I was recently digging through old forum posts on various websites when I came across a photo of what was clearly a barn find Shelby Daytona Coupe. There wasn’t any information about it or a link, but it looked so incredible I decided I had to do some digging to see what I could find out about it. I eventually tracked the photos back to the Nevada Shelby Club, where I discovered that the photo was of the Missing Daytona Coupe. This story originally broke back in 2001, but I thought it was so interesting that I had to post it for anyone that missed it back then, those who might have forgotten about it or for those that were wondering what ended up happening with it.

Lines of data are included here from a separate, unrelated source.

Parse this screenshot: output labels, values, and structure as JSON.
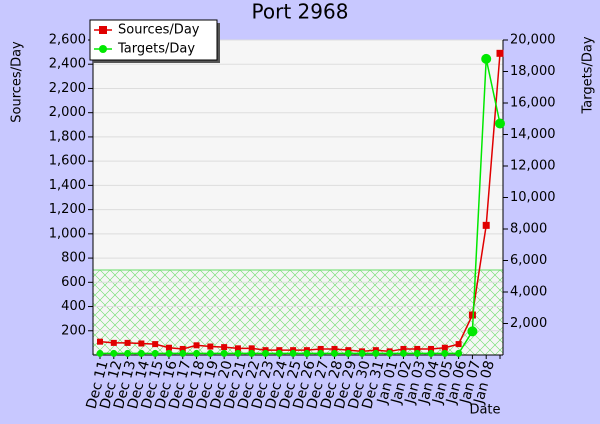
{
  "chart_data": {
    "type": "line",
    "title": "Port 2968",
    "ylabel": "Sources/Day",
    "y2label": "Targets/Day",
    "xlabel": "Date",
    "categories": [
      "Dec 11",
      "Dec 12",
      "Dec 13",
      "Dec 14",
      "Dec 15",
      "Dec 16",
      "Dec 17",
      "Dec 18",
      "Dec 19",
      "Dec 20",
      "Dec 21",
      "Dec 22",
      "Dec 23",
      "Dec 24",
      "Dec 25",
      "Dec 26",
      "Dec 27",
      "Dec 28",
      "Dec 29",
      "Dec 30",
      "Dec 31",
      "Jan 01",
      "Jan 02",
      "Jan 03",
      "Jan 04",
      "Jan 05",
      "Jan 06",
      "Jan 07",
      "Jan 08",
      null
    ],
    "series": [
      {
        "name": "Sources/Day",
        "color": "#e00000",
        "marker": "square",
        "values": [
          110,
          100,
          100,
          95,
          90,
          60,
          50,
          80,
          70,
          65,
          55,
          55,
          40,
          40,
          40,
          40,
          50,
          50,
          40,
          30,
          40,
          30,
          50,
          50,
          50,
          60,
          90,
          330,
          1070,
          2490
        ]
      },
      {
        "name": "Targets/Day",
        "color": "#00e800",
        "marker": "circle",
        "axis": "y2",
        "values": [
          100,
          100,
          100,
          100,
          100,
          100,
          100,
          100,
          100,
          100,
          100,
          100,
          100,
          100,
          100,
          100,
          100,
          100,
          100,
          100,
          100,
          100,
          100,
          100,
          100,
          100,
          100,
          1500,
          18800,
          14700
        ]
      }
    ],
    "ylim": [
      0,
      2600
    ],
    "yticks": [
      200,
      400,
      600,
      800,
      {
        "value": 1000,
        "label": "1,000"
      },
      {
        "value": 1200,
        "label": "1,200"
      },
      {
        "value": 1400,
        "label": "1,400"
      },
      {
        "value": 1600,
        "label": "1,600"
      },
      {
        "value": 1800,
        "label": "1,800"
      },
      {
        "value": 2000,
        "label": "2,000"
      },
      {
        "value": 2200,
        "label": "2,200"
      },
      {
        "value": 2400,
        "label": "2,400"
      },
      {
        "value": 2600,
        "label": "2,600"
      }
    ],
    "y2lim": [
      0,
      20000
    ],
    "y2ticks": [
      {
        "value": 2000,
        "label": "2,000"
      },
      {
        "value": 4000,
        "label": "4,000"
      },
      {
        "value": 6000,
        "label": "6,000"
      },
      {
        "value": 8000,
        "label": "8,000"
      },
      {
        "value": 10000,
        "label": "10,000"
      },
      {
        "value": 12000,
        "label": "12,000"
      },
      {
        "value": 14000,
        "label": "14,000"
      },
      {
        "value": 16000,
        "label": "16,000"
      },
      {
        "value": 18000,
        "label": "18,000"
      },
      {
        "value": 20000,
        "label": "20,000"
      }
    ],
    "grid": true,
    "legend": "upper left"
  }
}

The story behind this Shelby is almost as an incredible as the car itself is. Shelby’s Cobra was quite the force in racing, but they just couldn’t take on the best Ferrari had to offer. They had the power and handling but lacked the aerodynamics to achieve the kind of speeds the Ferraris could. So, Shelby set out to building 6 coupes with the help of Peter Brock. The one you see here is car CSX2287, the very first one built. It was the only one that was built entirely by Shelby, the other 5 were built in Italy.

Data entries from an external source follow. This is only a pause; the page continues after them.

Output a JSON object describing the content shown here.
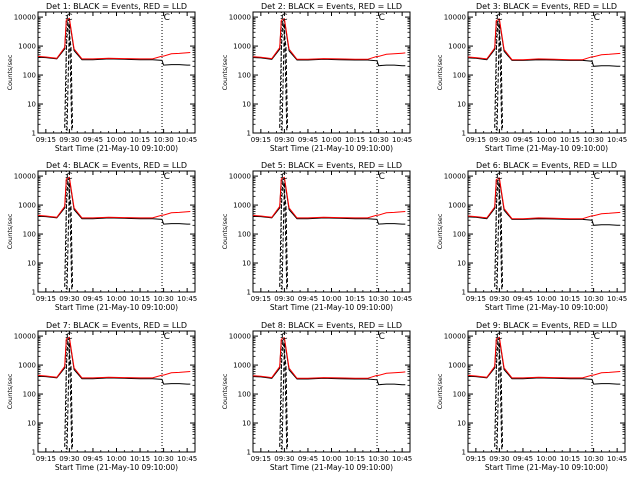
{
  "chart_data": {
    "type": "line",
    "layout": "3x3 grid",
    "xlabel": "Start Time (21-May-10 09:10:00)",
    "ylabel": "Counts/sec",
    "x_tick_labels": [
      "09:15",
      "09:30",
      "09:45",
      "10:00",
      "10:15",
      "10:30",
      "10:45"
    ],
    "x_tick_minutes": [
      5,
      20,
      35,
      50,
      65,
      80,
      95
    ],
    "xlim_minutes": [
      0,
      100
    ],
    "y_scale": "log",
    "ylim": [
      1,
      15000
    ],
    "y_tick_labels": [
      "1",
      "10",
      "100",
      "1000",
      "10000"
    ],
    "y_tick_values": [
      1,
      10,
      100,
      1000,
      10000
    ],
    "dotted_vlines_minutes": [
      18,
      79
    ],
    "legend_text": "BLACK = Events, RED = LLD",
    "series_styles": {
      "events": {
        "name": "Events",
        "color": "#000000"
      },
      "lld": {
        "name": "LLD",
        "color": "#ff0000"
      },
      "dashed": {
        "name": "dashed",
        "color": "#000000"
      }
    },
    "panels": [
      {
        "title": "Det 1: BLACK = Events, RED = LLD",
        "marker": "C",
        "lld": {
          "x": [
            0,
            5,
            12,
            17,
            18,
            20,
            23,
            28,
            35,
            45,
            55,
            65,
            73,
            79,
            80,
            85,
            90,
            95,
            97
          ],
          "y": [
            440,
            420,
            380,
            900,
            8000,
            9000,
            800,
            360,
            360,
            380,
            370,
            360,
            360,
            450,
            450,
            540,
            560,
            590,
            600
          ]
        },
        "events": {
          "x": [
            0,
            5,
            12,
            17,
            18,
            20,
            23,
            28,
            35,
            45,
            55,
            65,
            73,
            79,
            80,
            85,
            90,
            95,
            97
          ],
          "y": [
            410,
            400,
            360,
            800,
            7000,
            8000,
            700,
            340,
            340,
            360,
            350,
            340,
            340,
            320,
            220,
            230,
            230,
            220,
            220
          ]
        },
        "dashed": [
          {
            "x": [
              17,
              18,
              19,
              21,
              22
            ],
            "y": [
              1.5,
              700,
              7000,
              900,
              1.5
            ]
          },
          {
            "x": [
              18.5,
              20,
              21.5
            ],
            "y": [
              1.2,
              6000,
              1.2
            ]
          }
        ]
      },
      {
        "title": "Det 2: BLACK = Events, RED = LLD",
        "marker": "C",
        "lld": {
          "x": [
            0,
            5,
            12,
            17,
            18,
            20,
            23,
            28,
            35,
            45,
            55,
            65,
            73,
            79,
            80,
            85,
            90,
            95,
            97
          ],
          "y": [
            430,
            410,
            370,
            880,
            7800,
            8800,
            780,
            350,
            350,
            370,
            360,
            350,
            350,
            440,
            440,
            520,
            540,
            570,
            580
          ]
        },
        "events": {
          "x": [
            0,
            5,
            12,
            17,
            18,
            20,
            23,
            28,
            35,
            45,
            55,
            65,
            73,
            79,
            80,
            85,
            90,
            95,
            97
          ],
          "y": [
            400,
            390,
            350,
            780,
            6800,
            7800,
            680,
            330,
            330,
            350,
            340,
            330,
            330,
            310,
            210,
            220,
            220,
            210,
            210
          ]
        },
        "dashed": [
          {
            "x": [
              17,
              18,
              19,
              21,
              22
            ],
            "y": [
              1.5,
              700,
              7000,
              900,
              1.5
            ]
          },
          {
            "x": [
              18.5,
              20,
              21.5
            ],
            "y": [
              1.2,
              6000,
              1.2
            ]
          }
        ]
      },
      {
        "title": "Det 3: BLACK = Events, RED = LLD",
        "marker": "C",
        "lld": {
          "x": [
            0,
            5,
            12,
            17,
            18,
            20,
            23,
            28,
            35,
            45,
            55,
            65,
            73,
            79,
            80,
            85,
            90,
            95,
            97
          ],
          "y": [
            420,
            400,
            360,
            860,
            7600,
            8600,
            760,
            340,
            340,
            360,
            350,
            340,
            340,
            430,
            430,
            500,
            520,
            550,
            560
          ]
        },
        "events": {
          "x": [
            0,
            5,
            12,
            17,
            18,
            20,
            23,
            28,
            35,
            45,
            55,
            65,
            73,
            79,
            80,
            85,
            90,
            95,
            97
          ],
          "y": [
            390,
            380,
            340,
            760,
            6600,
            7600,
            660,
            320,
            320,
            340,
            330,
            320,
            320,
            300,
            200,
            210,
            210,
            200,
            200
          ]
        },
        "dashed": [
          {
            "x": [
              17,
              18,
              19,
              21,
              22
            ],
            "y": [
              1.5,
              700,
              7000,
              900,
              1.5
            ]
          },
          {
            "x": [
              18.5,
              20,
              21.5
            ],
            "y": [
              1.2,
              6000,
              1.2
            ]
          }
        ]
      },
      {
        "title": "Det 4: BLACK = Events, RED = LLD",
        "marker": "C",
        "lld": {
          "x": [
            0,
            5,
            12,
            17,
            18,
            20,
            23,
            28,
            35,
            45,
            55,
            65,
            73,
            79,
            80,
            85,
            90,
            95,
            97
          ],
          "y": [
            440,
            420,
            380,
            900,
            8000,
            9000,
            800,
            360,
            360,
            380,
            370,
            360,
            360,
            450,
            450,
            540,
            560,
            590,
            600
          ]
        },
        "events": {
          "x": [
            0,
            5,
            12,
            17,
            18,
            20,
            23,
            28,
            35,
            45,
            55,
            65,
            73,
            79,
            80,
            85,
            90,
            95,
            97
          ],
          "y": [
            410,
            400,
            360,
            800,
            7000,
            8000,
            700,
            340,
            340,
            360,
            350,
            340,
            340,
            320,
            220,
            230,
            230,
            220,
            220
          ]
        },
        "dashed": [
          {
            "x": [
              17,
              18,
              19,
              21,
              22
            ],
            "y": [
              1.5,
              700,
              7000,
              900,
              1.5
            ]
          },
          {
            "x": [
              18.5,
              20,
              21.5
            ],
            "y": [
              1.2,
              6000,
              1.2
            ]
          }
        ]
      },
      {
        "title": "Det 5: BLACK = Events, RED = LLD",
        "marker": "C",
        "lld": {
          "x": [
            0,
            5,
            12,
            17,
            18,
            20,
            23,
            28,
            35,
            45,
            55,
            65,
            73,
            79,
            80,
            85,
            90,
            95,
            97
          ],
          "y": [
            440,
            420,
            380,
            900,
            8000,
            9000,
            800,
            360,
            360,
            380,
            370,
            360,
            360,
            450,
            450,
            540,
            560,
            590,
            600
          ]
        },
        "events": {
          "x": [
            0,
            5,
            12,
            17,
            18,
            20,
            23,
            28,
            35,
            45,
            55,
            65,
            73,
            79,
            80,
            85,
            90,
            95,
            97
          ],
          "y": [
            410,
            400,
            360,
            800,
            7000,
            8000,
            700,
            340,
            340,
            360,
            350,
            340,
            340,
            320,
            220,
            230,
            230,
            220,
            220
          ]
        },
        "dashed": [
          {
            "x": [
              17,
              18,
              19,
              21,
              22
            ],
            "y": [
              1.5,
              700,
              7000,
              900,
              1.5
            ]
          },
          {
            "x": [
              18.5,
              20,
              21.5
            ],
            "y": [
              1.2,
              6000,
              1.2
            ]
          }
        ]
      },
      {
        "title": "Det 6: BLACK = Events, RED = LLD",
        "marker": "C",
        "lld": {
          "x": [
            0,
            5,
            12,
            17,
            18,
            20,
            23,
            28,
            35,
            45,
            55,
            65,
            73,
            79,
            80,
            85,
            90,
            95,
            97
          ],
          "y": [
            420,
            400,
            360,
            860,
            7600,
            8600,
            760,
            340,
            340,
            360,
            350,
            340,
            340,
            430,
            430,
            500,
            520,
            550,
            560
          ]
        },
        "events": {
          "x": [
            0,
            5,
            12,
            17,
            18,
            20,
            23,
            28,
            35,
            45,
            55,
            65,
            73,
            79,
            80,
            85,
            90,
            95,
            97
          ],
          "y": [
            390,
            380,
            340,
            760,
            6600,
            7600,
            660,
            320,
            320,
            340,
            330,
            320,
            320,
            300,
            200,
            210,
            210,
            200,
            200
          ]
        },
        "dashed": [
          {
            "x": [
              17,
              18,
              19,
              21,
              22
            ],
            "y": [
              1.5,
              700,
              7000,
              900,
              1.5
            ]
          },
          {
            "x": [
              18.5,
              20,
              21.5
            ],
            "y": [
              1.2,
              6000,
              1.2
            ]
          }
        ]
      },
      {
        "title": "Det 7: BLACK = Events, RED = LLD",
        "marker": "C",
        "lld": {
          "x": [
            0,
            5,
            12,
            17,
            18,
            20,
            23,
            28,
            35,
            45,
            55,
            65,
            73,
            79,
            80,
            85,
            90,
            95,
            97
          ],
          "y": [
            440,
            420,
            380,
            900,
            8000,
            9000,
            800,
            360,
            360,
            380,
            370,
            360,
            360,
            450,
            450,
            540,
            560,
            590,
            600
          ]
        },
        "events": {
          "x": [
            0,
            5,
            12,
            17,
            18,
            20,
            23,
            28,
            35,
            45,
            55,
            65,
            73,
            79,
            80,
            85,
            90,
            95,
            97
          ],
          "y": [
            410,
            400,
            360,
            800,
            7000,
            8000,
            700,
            340,
            340,
            360,
            350,
            340,
            340,
            320,
            220,
            230,
            230,
            220,
            220
          ]
        },
        "dashed": [
          {
            "x": [
              17,
              18,
              19,
              21,
              22
            ],
            "y": [
              1.5,
              700,
              7000,
              900,
              1.5
            ]
          },
          {
            "x": [
              18.5,
              20,
              21.5
            ],
            "y": [
              1.2,
              6000,
              1.2
            ]
          }
        ]
      },
      {
        "title": "Det 8: BLACK = Events, RED = LLD",
        "marker": "C",
        "lld": {
          "x": [
            0,
            5,
            12,
            17,
            18,
            20,
            23,
            28,
            35,
            45,
            55,
            65,
            73,
            79,
            80,
            85,
            90,
            95,
            97
          ],
          "y": [
            430,
            410,
            370,
            880,
            7800,
            8800,
            780,
            350,
            350,
            370,
            360,
            350,
            350,
            440,
            440,
            520,
            540,
            570,
            580
          ]
        },
        "events": {
          "x": [
            0,
            5,
            12,
            17,
            18,
            20,
            23,
            28,
            35,
            45,
            55,
            65,
            73,
            79,
            80,
            85,
            90,
            95,
            97
          ],
          "y": [
            400,
            390,
            350,
            780,
            6800,
            7800,
            680,
            330,
            330,
            350,
            340,
            330,
            330,
            310,
            210,
            220,
            220,
            210,
            210
          ]
        },
        "dashed": [
          {
            "x": [
              17,
              18,
              19,
              21,
              22
            ],
            "y": [
              1.5,
              700,
              7000,
              900,
              1.5
            ]
          },
          {
            "x": [
              18.5,
              20,
              21.5
            ],
            "y": [
              1.2,
              6000,
              1.2
            ]
          }
        ]
      },
      {
        "title": "Det 9: BLACK = Events, RED = LLD",
        "marker": "C",
        "lld": {
          "x": [
            0,
            5,
            12,
            17,
            18,
            20,
            23,
            28,
            35,
            45,
            55,
            65,
            73,
            79,
            80,
            85,
            90,
            95,
            97
          ],
          "y": [
            440,
            420,
            380,
            900,
            8000,
            9000,
            800,
            360,
            360,
            380,
            370,
            360,
            360,
            450,
            450,
            540,
            560,
            590,
            600
          ]
        },
        "events": {
          "x": [
            0,
            5,
            12,
            17,
            18,
            20,
            23,
            28,
            35,
            45,
            55,
            65,
            73,
            79,
            80,
            85,
            90,
            95,
            97
          ],
          "y": [
            410,
            400,
            360,
            800,
            7000,
            8000,
            700,
            340,
            340,
            360,
            350,
            340,
            340,
            320,
            220,
            230,
            230,
            220,
            220
          ]
        },
        "dashed": [
          {
            "x": [
              17,
              18,
              19,
              21,
              22
            ],
            "y": [
              1.5,
              700,
              7000,
              900,
              1.5
            ]
          },
          {
            "x": [
              18.5,
              20,
              21.5
            ],
            "y": [
              1.2,
              6000,
              1.2
            ]
          }
        ]
      }
    ]
  }
}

After dominating in the 1965 racing season, CSX2287 set a couple land speed records at the Salt Flats and was then retired. In late ’65, it was sold to the founder of Russkits, a slot-car manufacturer for $4,500. A year later, it traded hands, this time to Phil Spector for around $12k. Spector drove it on the streets for a while, but it proved to be too uncomfortable for street use. He eventually sold it to his bodyguard, George Brand, for just $1,000. And this is where the story begins to get interesting. No one knows why or exactly when, but as some point in the early ’70s, Brand gave the car to his daughter, Donna O’Hara.
Calling O’Hara eccentric might be an understatement. A close childhood friend got the opportunity to drive it on a handful of occasions, but shortly after taking ownership of this Coupe, she put it into storage. No one knows why she took it off the road, but clearly, she didn’t want people to know she owned this history car. It didn’t take long for the rumors to start as to what happened to this Shelby. Some claimed that it had been destroyed, while others that Carroll Shelby had it hidden away somewhere. In reality, Donna had it hidden in a storage unit in Southern California, left to deteriorate.
There were many Shelby collectors that tracked Donna down to see if she still had the car and if so if she would sell it. Every time someone came knocking on her door, she would deny its very existence. Even Carroll Shelby approached her about buying it, and like usual, she denied owning it and told him to move along. That didn’t stop serious collectors from continuing their pursuit of CSX2287. For whatever reason, Donna decided life wasn’t worth living, even after receiving some serious cash offers for the car. On October 22, 2000, Donna apparently lit herself on fire. With her passing, ownership of the car came into question and a legal battle between Donna’s parents, her childhood friend and Phil Spector (who claimed to have never sold it to Brand) ensued.
After a lengthy legal battle, it was decided the car legally belonged to Donna’s friend, Kurt Goss. Her mother had already sold the car to a neurosurgeon for $4 million, so she had to pay Goss $800k as part of the settlement, taking up much of what was left of the money. Talk about a strange and dramatic story. The only bright side, if there is one, is that the lost Cobra is no long hidden from the world. Today you can see this incredible car at the Simeone Automotive Museum in Philadelphia, Pennsylvania.